Another critical step is to understand and prioritize where the digital twin can deliver the most results within the organization. Organizations can leverage a digital twin to prevent supply chain disruption in a few areas:
- Sales and operations. Without accurate insight into demand forecasts and sales orders, the organization’s ability to manufacture and/or procure goods — its lifeblood — is in jeopardy. A digital twin can help sales teams run “what if” scenarios to assess risk and determine the most cost-efficient balance of demand with supply. Because the virtual environment is an opportune one to try scenarios that could pose risk, a digital twin can also drive your sales team to explore options that they may never have considered before. For example, they can try strategies that give customers what they need but with less cost.
- Transportation assets. The virtual environment provides the ability to run simulations and analyze data to experiment with the timing and efficiencies of trucks, rail, and plane transport to not only assess the impact to your business but how to reduce delays and disruptions. The digital twin can help you configure data so you know when to conduct maintenance and where in an overall effort to help reduce risk. A digital twin can provide a greater sense of where bottlenecks are likely, enabling organizations to create alternative routes.
- Warehouses and distribution centers. With the shortage of commercial storage space across the U.S., operators can use a digital twin to virtually assess every dock, yard, warehouse, and any other space to make sure they are being used in the most effective way possible. Not only that, by simulating loading and unloading sequences, they can determine the best pathways for movement, cut down idle time for truckers, and optimize how to seamlessly move goods through every square foot of space.
- Fleet routing. Orchestrating routing is a science that a digital twin can enhance. Users can recreate every mile of road or rail to find the most efficient route without sacrificing customer expectations. Sustainability also plays a major factor. In an era of rising fuel costs, users can potentially reduce their consumption by reducing the number of miles on the road while also designing routes that make the lowest environmental impact.

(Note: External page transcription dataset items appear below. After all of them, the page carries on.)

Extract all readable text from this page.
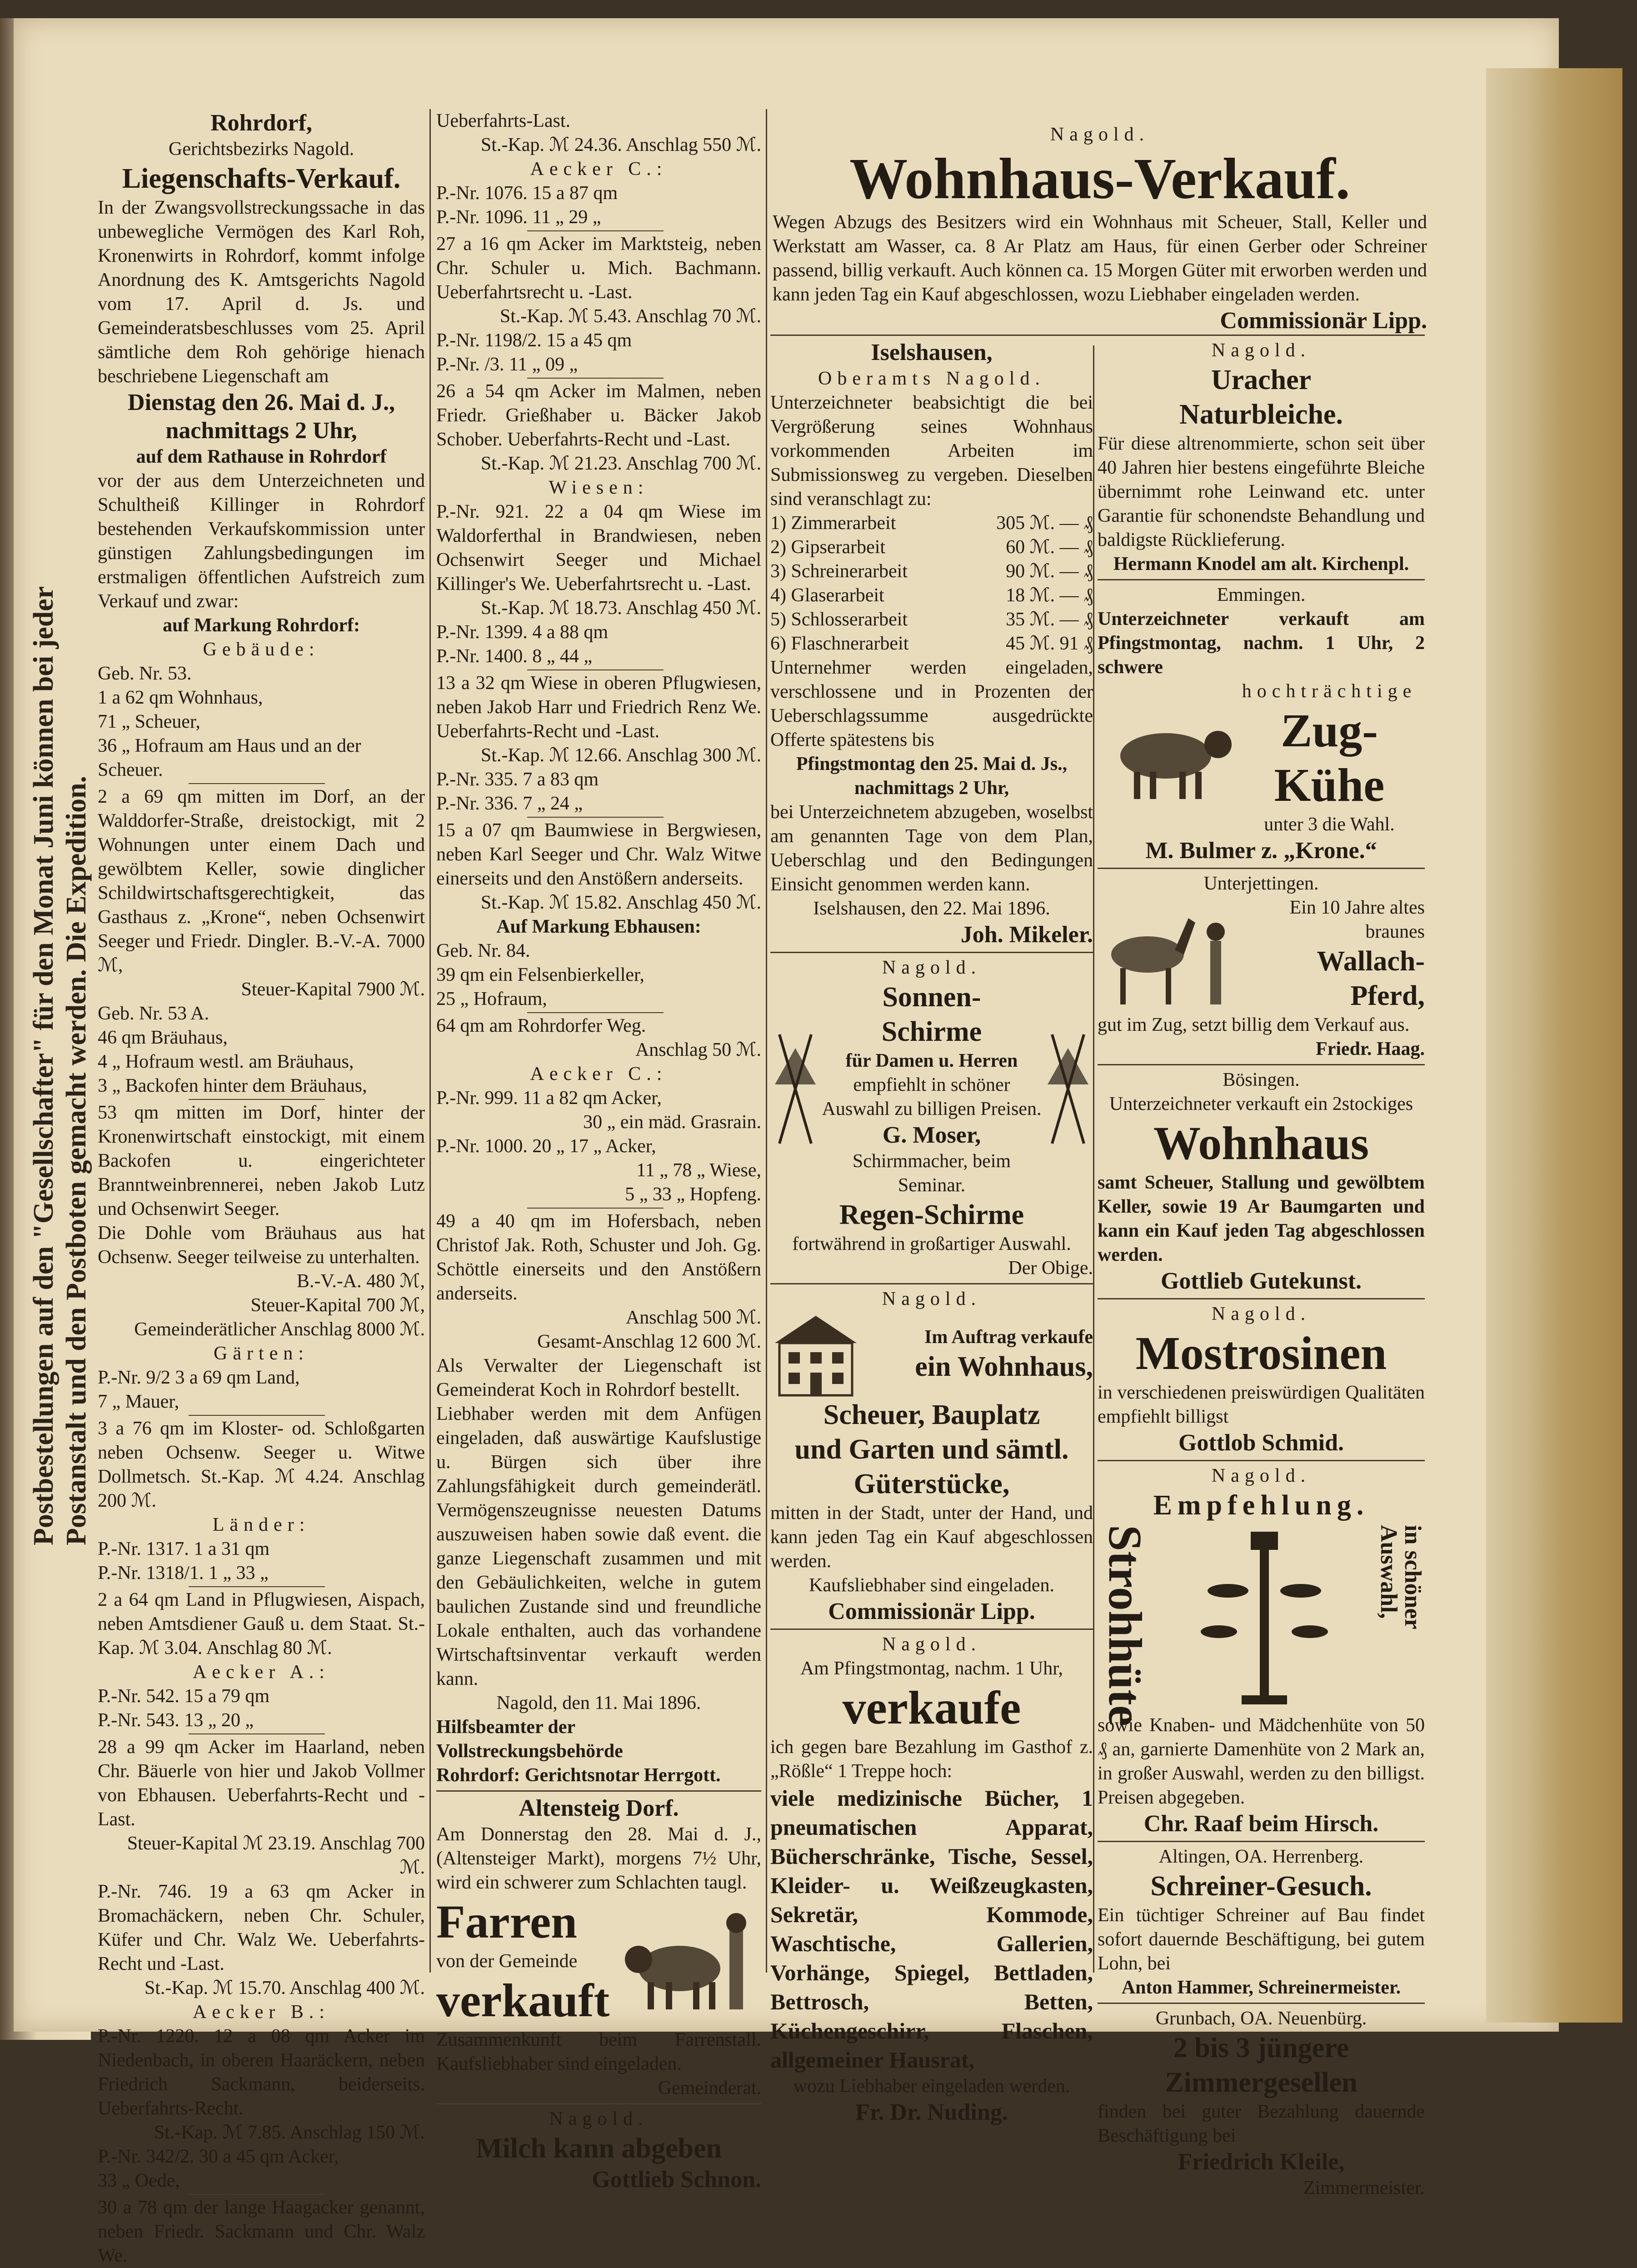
Postbestellungen auf den "Gesellschafter" für den Monat Juni können bei jeder Postanstalt und den Postboten gemacht werden. Die Expedition.

Rohrdorf,

Gerichtsbezirks Nagold.

Liegenschafts-Verkauf.

In der Zwangsvollstreckungssache in das unbewegliche Vermögen des Karl Roh, Kronenwirts in Rohrdorf, kommt infolge Anordnung des K. Amtsgerichts Nagold vom 17. April d. Js. und Gemeinderatsbeschlusses vom 25. April sämtliche dem Roh gehörige hienach beschriebene Liegenschaft am

Dienstag den 26. Mai d. J.,

nachmittags 2 Uhr,

auf dem Rathause in Rohrdorf

vor der aus dem Unterzeichneten und Schultheiß Killinger in Rohrdorf bestehenden Verkaufskommission unter günstigen Zahlungsbedingungen im erstmaligen öffentlichen Aufstreich zum Verkauf und zwar:

auf Markung Rohrdorf:

Gebäude:

Geb. Nr. 53.

1 a 62 qm Wohnhaus,

71 „ Scheuer,

36 „ Hofraum am Haus und an der Scheuer.

2 a 69 qm mitten im Dorf, an der Walddorfer-Straße, dreistockigt, mit 2 Wohnungen unter einem Dach und gewölbtem Keller, sowie dinglicher Schildwirtschaftsgerechtigkeit, das Gasthaus z. „Krone“, neben Ochsenwirt Seeger und Friedr. Dingler. B.-V.-A. 7000 ℳ,

Steuer-Kapital 7900 ℳ.

Geb. Nr. 53 A.

46 qm Bräuhaus,

4 „ Hofraum westl. am Bräuhaus,

3 „ Backofen hinter dem Bräuhaus,

53 qm mitten im Dorf, hinter der Kronenwirtschaft einstockigt, mit einem Backofen u. eingerichteter Branntweinbrennerei, neben Jakob Lutz und Ochsenwirt Seeger.

Die Dohle vom Bräuhaus aus hat Ochsenw. Seeger teilweise zu unterhalten.

B.-V.-A. 480 ℳ,

Steuer-Kapital 700 ℳ,

Gemeinderätlicher Anschlag 8000 ℳ.

Gärten:

P.-Nr. 9/2 3 a 69 qm Land,

7 „ Mauer,

3 a 76 qm im Kloster- od. Schloßgarten neben Ochsenw. Seeger u. Witwe Dollmetsch. St.-Kap. ℳ 4.24. Anschlag 200 ℳ.

Länder:

P.-Nr. 1317. 1 a 31 qm

P.-Nr. 1318/1. 1 „ 33 „

2 a 64 qm Land in Pflugwiesen, Aispach, neben Amtsdiener Gauß u. dem Staat. St.-Kap. ℳ 3.04. Anschlag 80 ℳ.

Aecker A.:

P.-Nr. 542. 15 a 79 qm

P.-Nr. 543. 13 „ 20 „

28 a 99 qm Acker im Haarland, neben Chr. Bäuerle von hier und Jakob Vollmer von Ebhausen. Ueberfahrts-Recht und -Last.

Steuer-Kapital ℳ 23.19. Anschlag 700 ℳ.

P.-Nr. 746. 19 a 63 qm Acker in Bromachäckern, neben Chr. Schuler, Küfer und Chr. Walz We. Ueberfahrts-Recht und -Last.

St.-Kap. ℳ 15.70. Anschlag 400 ℳ.

Aecker B.:

P.-Nr. 1220. 12 a 08 qm Acker im Niedenbach, in oberen Haaräckern, neben Friedrich Sackmann, beiderseits. Ueberfahrts-Recht.

St.-Kap. ℳ 7.85. Anschlag 150 ℳ.

P.-Nr. 342/2. 30 a 45 qm Acker,

33 „ Oede,

30 a 78 qm der lange Haagacker genannt, neben Friedr. Sackmann und Chr. Walz We.

Ueberfahrts-Last.

St.-Kap. ℳ 24.36. Anschlag 550 ℳ.

Aecker C.:

P.-Nr. 1076. 15 a 87 qm

P.-Nr. 1096. 11 „ 29 „

27 a 16 qm Acker im Marktsteig, neben Chr. Schuler u. Mich. Bachmann. Ueberfahrtsrecht u. -Last.

St.-Kap. ℳ 5.43. Anschlag 70 ℳ.

P.-Nr. 1198/2. 15 a 45 qm

P.-Nr. /3. 11 „ 09 „

26 a 54 qm Acker im Malmen, neben Friedr. Grießhaber u. Bäcker Jakob Schober. Ueberfahrts-Recht und -Last.

St.-Kap. ℳ 21.23. Anschlag 700 ℳ.

Wiesen:

P.-Nr. 921. 22 a 04 qm Wiese im Waldorferthal in Brandwiesen, neben Ochsenwirt Seeger und Michael Killinger's We. Ueberfahrtsrecht u. -Last.

St.-Kap. ℳ 18.73. Anschlag 450 ℳ.

P.-Nr. 1399. 4 a 88 qm

P.-Nr. 1400. 8 „ 44 „

13 a 32 qm Wiese in oberen Pflugwiesen, neben Jakob Harr und Friedrich Renz We. Ueberfahrts-Recht und -Last.

St.-Kap. ℳ 12.66. Anschlag 300 ℳ.

P.-Nr. 335. 7 a 83 qm

P.-Nr. 336. 7 „ 24 „

15 a 07 qm Baumwiese in Bergwiesen, neben Karl Seeger und Chr. Walz Witwe einerseits und den Anstößern anderseits.

St.-Kap. ℳ 15.82. Anschlag 450 ℳ.

Auf Markung Ebhausen:

Geb. Nr. 84.

39 qm ein Felsenbierkeller,

25 „ Hofraum,

64 qm am Rohrdorfer Weg.

Anschlag 50 ℳ.

Aecker C.:

P.-Nr. 999. 11 a 82 qm Acker,

30 „ ein mäd. Grasrain.

P.-Nr. 1000. 20 „ 17 „ Acker,

11 „ 78 „ Wiese,

5 „ 33 „ Hopfeng.

49 a 40 qm im Hofersbach, neben Christof Jak. Roth, Schuster und Joh. Gg. Schöttle einerseits und den Anstößern anderseits.

Anschlag 500 ℳ.

Gesamt-Anschlag 12 600 ℳ.

Als Verwalter der Liegenschaft ist Gemeinderat Koch in Rohrdorf bestellt.

Liebhaber werden mit dem Anfügen eingeladen, daß auswärtige Kaufslustige u. Bürgen sich über ihre Zahlungsfähigkeit durch gemeinderätl. Vermögenszeugnisse neuesten Datums auszuweisen haben sowie daß event. die ganze Liegenschaft zusammen und mit den Gebäulichkeiten, welche in gutem baulichen Zustande sind und freundliche Lokale enthalten, auch das vorhandene Wirtschaftsinventar verkauft werden kann.

Nagold, den 11. Mai 1896.

Hilfsbeamter der Vollstreckungsbehörde

Rohrdorf: Gerichtsnotar Herrgott.

Altensteig Dorf.

Am Donnerstag den 28. Mai d. J., (Altensteiger Markt), morgens 7½ Uhr, wird ein schwerer zum Schlachten taugl.

Farren

von der Gemeinde

verkauft

Zusammenkunft beim Farrenstall. Kaufsliebhaber sind eingeladen.

Gemeinderat.

Nagold.

Milch kann abgeben

Gottlieb Schnon.

Nagold.

Wohnhaus-Verkauf.

Wegen Abzugs des Besitzers wird ein Wohnhaus mit Scheuer, Stall, Keller und Werkstatt am Wasser, ca. 8 Ar Platz am Haus, für einen Gerber oder Schreiner passend, billig verkauft. Auch können ca. 15 Morgen Güter mit erworben werden und kann jeden Tag ein Kauf abgeschlossen, wozu Liebhaber eingeladen werden.

Commissionär Lipp.

Iselshausen,

Oberamts Nagold.

Unterzeichneter beabsichtigt die bei Vergrößerung seines Wohnhaus vorkommenden Arbeiten im Submissionsweg zu vergeben. Dieselben sind veranschlagt zu:

1) Zimmerarbeit	305 ℳ. — ₰
2) Gipserarbeit	60 ℳ. — ₰
3) Schreinerarbeit	90 ℳ. — ₰
4) Glaserarbeit	18 ℳ. — ₰
5) Schlosserarbeit	35 ℳ. — ₰
6) Flaschnerarbeit	45 ℳ. 91 ₰

Unternehmer werden eingeladen, verschlossene und in Prozenten der Ueberschlagssumme ausgedrückte Offerte spätestens bis

Pfingstmontag den 25. Mai d. Js.,

nachmittags 2 Uhr,

bei Unterzeichnetem abzugeben, woselbst am genannten Tage von dem Plan, Ueberschlag und den Bedingungen Einsicht genommen werden kann.

Iselshausen, den 22. Mai 1896.

Joh. Mikeler.

Nagold.

Sonnen-

Schirme

für Damen u. Herren

empfiehlt in schöner Auswahl zu billigen Preisen.

G. Moser,

Schirmmacher, beim Seminar.

Regen-Schirme

fortwährend in großartiger Auswahl.

Der Obige.

Nagold.

Im Auftrag verkaufe

ein Wohnhaus,

Scheuer, Bauplatz

und Garten und sämtl.

Güterstücke,

mitten in der Stadt, unter der Hand, und kann jeden Tag ein Kauf abgeschlossen werden.

Kaufsliebhaber sind eingeladen.

Commissionär Lipp.

Nagold.

Am Pfingstmontag, nachm. 1 Uhr,

verkaufe

ich gegen bare Bezahlung im Gasthof z. „Rößle“ 1 Treppe hoch:

viele medizinische Bücher, 1 pneumatischen Apparat, Bücherschränke, Tische, Sessel, Kleider- u. Weißzeugkasten, Sekretär, Kommode, Waschtische, Gallerien, Vorhänge, Spiegel, Bettladen, Bettrosch, Betten, Küchengeschirr, Flaschen, allgemeiner Hausrat,

wozu Liebhaber eingeladen werden.

Fr. Dr. Nuding.

Nagold.

Uracher

Naturbleiche.

Für diese altrenommierte, schon seit über 40 Jahren hier bestens eingeführte Bleiche übernimmt rohe Leinwand etc. unter Garantie für schonendste Behandlung und baldigste Rücklieferung.

Hermann Knodel am alt. Kirchenpl.

Emmingen.

Unterzeichneter verkauft am Pfingstmontag, nachm. 1 Uhr, 2 schwere

hochträchtige

Zug-Kühe

unter 3 die Wahl.

M. Bulmer z. „Krone.“

Unterjettingen.

Ein 10 Jahre altes braunes

Wallach-

Pferd,

gut im Zug, setzt billig dem Verkauf aus.

Friedr. Haag.

Bösingen.

Unterzeichneter verkauft ein 2stockiges

Wohnhaus

samt Scheuer, Stallung und gewölbtem Keller, sowie 19 Ar Baumgarten und kann ein Kauf jeden Tag abgeschlossen werden.

Gottlieb Gutekunst.

Nagold.

Mostrosinen

in verschiedenen preiswürdigen Qualitäten empfiehlt billigst

Gottlob Schmid.

Nagold.

Empfehlung.

Strohhüte	in schöner Auswahl,

sowie Knaben- und Mädchenhüte von 50 ₰ an, garnierte Damenhüte von 2 Mark an, in großer Auswahl, werden zu den billigst. Preisen abgegeben.

Chr. Raaf beim Hirsch.

Altingen, OA. Herrenberg.

Schreiner-Gesuch.

Ein tüchtiger Schreiner auf Bau findet sofort dauernde Beschäftigung, bei gutem Lohn, bei

Anton Hammer, Schreinermeister.

Grunbach, OA. Neuenbürg.

2 bis 3 jüngere

Zimmergesellen

finden bei guter Bezahlung dauernde Beschäftigung bei

Friedrich Kleile,

Zimmermeister.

A supply chain digital twin does more than visually “bring to life” the current state, vulnerabilities, and risks. Digital twins become strategic advisors for different groups within the organization and for evolving the business’s risk mitigation and resilience process to be driven by data.
Much like cybersecurity and remote work shifted focus and funding to CIOs, disruptions have many companies focused on mitigating future disruptions and building supply chain resilience. The key support should be on providing the supply chain teams with the right tools to achieve this goal and to provide the right insights back to executives and shareholders. This is the time to seek investment and funding for digitalization initiatives. Management should review technology projects and focus on ensuring the appropriate budgets and resources are made available for supply chain technology.
While technology cannot directly prevent a breakdown or pause downtime or even predict a pandemic or a labor shortage, digital twins can make organizations smarter in how they make decisions and respond to external events, so disruptions become less of a risk and potentially an opportunity.